The National Marine Sanctuary Foundation and Maryland Department of Natural Resources launched a new water quality-monitoring buoy last week, and it’s now offering real-time data to the public and to scientists online.
The data collected at 15-minute intervals showing chlorophyll (concentration of algae), clarity, dissolved oxygen, pH, salinity and temperature. You can see the stats for this buoy (and many others) on DNR’s Eyes on the Bay program website by clicking here.
The buoy is part of a five-year partnership between the two organizations to monitor water quality at Mallows Bay, which is being considered as a national marine sanctuary. The Foundation put up a $62,500 grant to buy the buoy and its equipment, while DNR deployed the buoy and will maintain it.
As an added bonus, the buoy has a fish telemetry receiver from the Smithsonian Environmental Research Center, to track the movements of tagged fish for research.

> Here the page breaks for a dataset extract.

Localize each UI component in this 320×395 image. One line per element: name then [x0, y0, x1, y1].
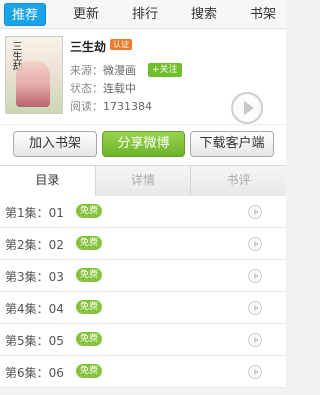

“Partnerships like ours with the National Marine Sanctuary Foundation are essential to our ‘all hands on deck’ approach to meeting our Chesapeake Bay restoration goals,” Maryland Natural Resources Secretary Mark Belton said.
Scientists and natural resources managers use data from this buoy and others throughout the Chesapeake Bay region to make decisions. And the watermen and recreational anglers can use the real-time data to plan trips.
Mallows Bay is uniquely known for its collection of historic shipwrecks known as the “Ghost Fleet.”